Professional liability insurance for lawyers does two things. First, it covers liability to clients for malpractice, meaning it provides funding to pay a settlement or judgment (indemnification). Second, it funds the defense of claims, meaning it pays the lawyers who represent the insured lawyer on the malpractice claim, and costs of litigation, including expert witness fees.
The policy provides a maximum stated amount of coverage (policy limits). Many insurance policies are "wasting policies." This is a policy in which the resources used to fund the defense of a lawsuit are subtracted from the policy limits available to pay a claim through settlement or after a judgment. For instance, under a wasting policy with limits of $1 million, if $250,000 is spent paying attorneys to defend the insured lawyer, and the plaintiff wins, there would be only $750,000 of insurance proceeds available to pay a $1 million judgment (the difference would need to be made up from the lawyer or law firm's own assets).
However, often even wasting policies provide an allowance for defense fees and costs before the policy starts to waste - for instance, $50,000.
Other policies extend this concept of allowance by providing separate indemnification and defense cost limits. For instance, the policy might provide $2 million in indemnity coverage and an additional $1 million in defense costs.
Some professional liability policies are "consent policies,” which provide that the insured attorney's consent is required for any decision to settle the claim (though such consent may not be "unreasonably withheld"). Sometimes this can be a game changer, depending on the personal dynamics of the case. An insurer might be willing to settle, but an attorney who has strong personal feelings about the case and his reputation might resist. Unless such resistance is deemed contractually "unreasonable" by the insurance company, this kind of obstinacy could hold up what might otherwise be a good settlement for the plaintiff. Often the situation is the reverse, whereby the client gives authority to settle within a particular amount (sometimes even for policy limits) but the insurer, under the guidance of defense counsel's appraisal of the case, may decide to gamble and go to trial.

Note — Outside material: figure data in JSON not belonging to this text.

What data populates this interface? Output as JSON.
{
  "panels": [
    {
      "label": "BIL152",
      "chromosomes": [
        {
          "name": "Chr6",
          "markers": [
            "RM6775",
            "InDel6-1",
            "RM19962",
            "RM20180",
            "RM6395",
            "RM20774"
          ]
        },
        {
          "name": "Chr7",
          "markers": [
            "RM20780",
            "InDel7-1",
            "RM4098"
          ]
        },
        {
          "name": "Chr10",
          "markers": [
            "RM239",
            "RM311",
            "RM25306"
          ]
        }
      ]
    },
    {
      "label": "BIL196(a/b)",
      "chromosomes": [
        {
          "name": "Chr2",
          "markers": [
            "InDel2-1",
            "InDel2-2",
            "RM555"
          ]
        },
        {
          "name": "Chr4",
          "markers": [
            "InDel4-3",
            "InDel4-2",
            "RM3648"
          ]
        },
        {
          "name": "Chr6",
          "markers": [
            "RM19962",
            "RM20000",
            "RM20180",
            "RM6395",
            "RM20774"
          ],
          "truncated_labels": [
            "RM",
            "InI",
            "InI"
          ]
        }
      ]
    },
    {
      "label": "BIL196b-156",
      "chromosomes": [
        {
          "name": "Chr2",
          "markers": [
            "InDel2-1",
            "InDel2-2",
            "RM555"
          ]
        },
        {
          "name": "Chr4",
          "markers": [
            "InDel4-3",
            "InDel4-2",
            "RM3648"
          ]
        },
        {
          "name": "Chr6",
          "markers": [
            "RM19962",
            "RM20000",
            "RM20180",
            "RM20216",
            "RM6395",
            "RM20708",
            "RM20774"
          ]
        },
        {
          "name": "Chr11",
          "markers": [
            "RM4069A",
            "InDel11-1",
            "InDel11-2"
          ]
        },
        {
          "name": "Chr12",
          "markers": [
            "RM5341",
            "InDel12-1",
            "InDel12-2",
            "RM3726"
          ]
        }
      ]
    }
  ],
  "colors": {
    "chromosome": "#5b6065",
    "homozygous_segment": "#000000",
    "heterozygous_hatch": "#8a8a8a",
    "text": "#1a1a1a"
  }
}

The effective amount of coverage available to pay a claim may exceed the stated policy limits in situations where the insurance company unreasonably refuses to settle. Often plaintiff's counsel will make a written offer at or below policy limits, even if he or she does not expect that the offer will be accepted, in order to set up the insurance company for a claim by its insured for unreasonably failing to settle. (Failing to reasonably settle exposes the insured lawyer to liability if a later judgment exceeds the policy limit.) The intention is for the plaintiff to take assignment of the defendant lawyer's claim against his own insurance company for that excess, resulting in an effective expansion of resources available to pay the claim.